Digitale Endgeräte anschaffen: Schnellstmöglich, wirtschaftlich vernünftig und direkt einsetzbar

Verwundert zeigen wir uns mit der CDU über die Diskussion im gestrigen Bildungsausschuss über die Anschaffung digitaler Endgeräte, insbesondere über die Stellungnahmen der SPD.

„Bereits seit Mitte der 2000er Jahre fordern wir eine bessere digitale Ausstattung an unseren Schulen. Natürlich sollen diejenigen Schulen, die ihr Medienkonzept komplett auf APPLE Geräte ausgerichtet haben, mit kompatibler Hard- und Software ausgestattet werden. Das hätte aber bereits unter dem SPD-geführten Bildungsdezernat passieren können und sogar müssen. Dieses Kind ist bereits vor der Pandemie in den berühmten Brunnen gefallen“, so unsere bildungspolitische Sprecherin, Dr. Farina Nagel, und die stellvertretende Fraktionsvorsitzende, Dr. Franziska Krumwiede-Steiner.

Jetzt ist es nach Ansicht der beiden Fraktionen das Gebot der Stunde, die Kinder und Jugendlichen, die sich kein eigenes Gerät leisten können, schnellstmöglich auszustatten. „Dies ist auch die Aufforderung des Landes, nicht mehr und nicht weniger. Somit müssen wir die Anschaffung der ca. 5000 Endgeräte schnellstmöglich, aber auch wirtschaftlich vernünftig auf den Weg bringen“, ergänzt Heiko Hendriks, der bildungspolitische Sprecher der CDU-Fraktion.

„Ein einheitliches Bild digitaler Endgeräte an den Schulen ist reine Theorie, da es über einen längeren Zeitraum ohnehin zu einer Mischung seitens von den Kommunen gestellten sowie privat angeschafften Geräten kommen wird und niemand den Eltern und Schülern vorschreiben kann, welches Gerät sie zu welchem Preis anschaffen. Zudem greift schon jetzt ein Teil der Schüler auf die bereits in den Familien vorhandenen Endgeräte (markenunabhängig) zurück,“ so Farina Nagel und Heiko Hendriks ergänzend.

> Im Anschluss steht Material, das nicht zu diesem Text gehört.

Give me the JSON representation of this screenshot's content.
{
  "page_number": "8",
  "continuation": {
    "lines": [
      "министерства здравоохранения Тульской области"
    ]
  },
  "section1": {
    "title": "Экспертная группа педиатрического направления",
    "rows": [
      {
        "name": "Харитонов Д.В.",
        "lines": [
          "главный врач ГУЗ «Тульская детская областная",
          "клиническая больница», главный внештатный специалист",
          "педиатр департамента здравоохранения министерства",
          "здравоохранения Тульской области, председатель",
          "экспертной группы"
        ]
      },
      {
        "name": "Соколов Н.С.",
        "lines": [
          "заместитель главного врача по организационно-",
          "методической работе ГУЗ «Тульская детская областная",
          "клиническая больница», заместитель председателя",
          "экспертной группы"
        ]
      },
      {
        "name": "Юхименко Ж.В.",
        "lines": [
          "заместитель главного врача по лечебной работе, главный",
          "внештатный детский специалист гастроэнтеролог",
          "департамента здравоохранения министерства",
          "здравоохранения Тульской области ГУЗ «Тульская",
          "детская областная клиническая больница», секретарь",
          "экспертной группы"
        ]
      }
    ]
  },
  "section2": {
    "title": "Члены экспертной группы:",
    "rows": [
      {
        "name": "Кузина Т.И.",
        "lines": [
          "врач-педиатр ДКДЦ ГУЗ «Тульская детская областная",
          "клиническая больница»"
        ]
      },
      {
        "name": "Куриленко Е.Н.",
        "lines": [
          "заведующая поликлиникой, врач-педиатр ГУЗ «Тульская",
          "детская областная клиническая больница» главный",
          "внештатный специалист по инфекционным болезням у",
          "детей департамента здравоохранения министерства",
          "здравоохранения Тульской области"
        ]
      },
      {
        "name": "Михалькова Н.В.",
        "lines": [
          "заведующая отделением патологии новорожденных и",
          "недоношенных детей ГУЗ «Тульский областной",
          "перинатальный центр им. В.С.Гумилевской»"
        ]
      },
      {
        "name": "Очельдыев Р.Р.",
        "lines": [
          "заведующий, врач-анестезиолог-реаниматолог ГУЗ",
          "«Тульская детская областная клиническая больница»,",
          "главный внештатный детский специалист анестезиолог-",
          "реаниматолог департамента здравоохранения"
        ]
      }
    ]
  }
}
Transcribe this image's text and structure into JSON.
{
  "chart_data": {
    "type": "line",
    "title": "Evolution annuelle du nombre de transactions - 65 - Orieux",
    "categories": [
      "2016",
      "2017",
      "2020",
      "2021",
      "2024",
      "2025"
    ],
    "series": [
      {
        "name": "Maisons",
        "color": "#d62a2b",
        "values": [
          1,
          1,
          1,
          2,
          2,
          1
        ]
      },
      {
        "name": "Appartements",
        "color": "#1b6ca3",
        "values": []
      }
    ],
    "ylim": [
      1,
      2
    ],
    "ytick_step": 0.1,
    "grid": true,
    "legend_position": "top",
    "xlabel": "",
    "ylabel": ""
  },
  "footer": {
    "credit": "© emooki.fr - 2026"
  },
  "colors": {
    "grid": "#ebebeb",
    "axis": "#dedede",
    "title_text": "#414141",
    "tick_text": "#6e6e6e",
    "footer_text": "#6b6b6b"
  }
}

Seit Corona geht es darum, Distanzunterricht im Quarantänefall oder falls es zu einem erneuten Lockdown kommt, umzusetzen. Es geht bei der Anschaffung der Geräte jetzt nicht darum, dass alle Schüler ein Gerät erhalten, um damit im Präsenzunterricht zu arbeiten. Wir sprechen hier viel mehr von einer Art Corona-Soforthilfe für pandemiebedingtes „Distance Learning“.

Entscheidend sei es aus Sicht von CDU und uns somit, dass auf den Endgeräten alle notwendigen Apps funktionieren. Somit können im Grundsatz alle Geräte unabhängig vom Hersteller, die entsprechend kompatibel sind, im Unterricht eingesetzt werden. Hauptsache ist, dass man mit den Schülern in Kontakt und der Unterricht gewährleistet bleibt. Bei dem Einsatz von digitalen Endgeräten muss schließlich stets der schulische Nutzen und der damit verbundene Lerneffekt im Fokus bleiben.

„In diesem Sinn unterstützen wir die Verwaltung und den Oberbürgermeister in ihrem Ansinnen, in der rechtlich notwendigen europaweiten Ausschreibung, den Fokus auf die notwendigen Eigenschaften der Endgeräte zu legen und nicht auf die Marke. Entscheidend ist, dass die Geräte direkt einsetzbar sind, kurzfristig geliefert werden können und deren Anschaffung wirtschaftlich darstellbar ist“, so Franziska Krumwiede-Steiner, Farina Nagel und Heiko Hendriks.

Franziska Krumwiede-Steiner abschließend: „Dass die SPD Apple das Monopol auf ‚Distance Learning’ verleiht, ist nicht nachvollziehbar. Die SPD sollte sich einer Lösung für Schüler mit einem geringeren privaten Budget nicht verschließen“.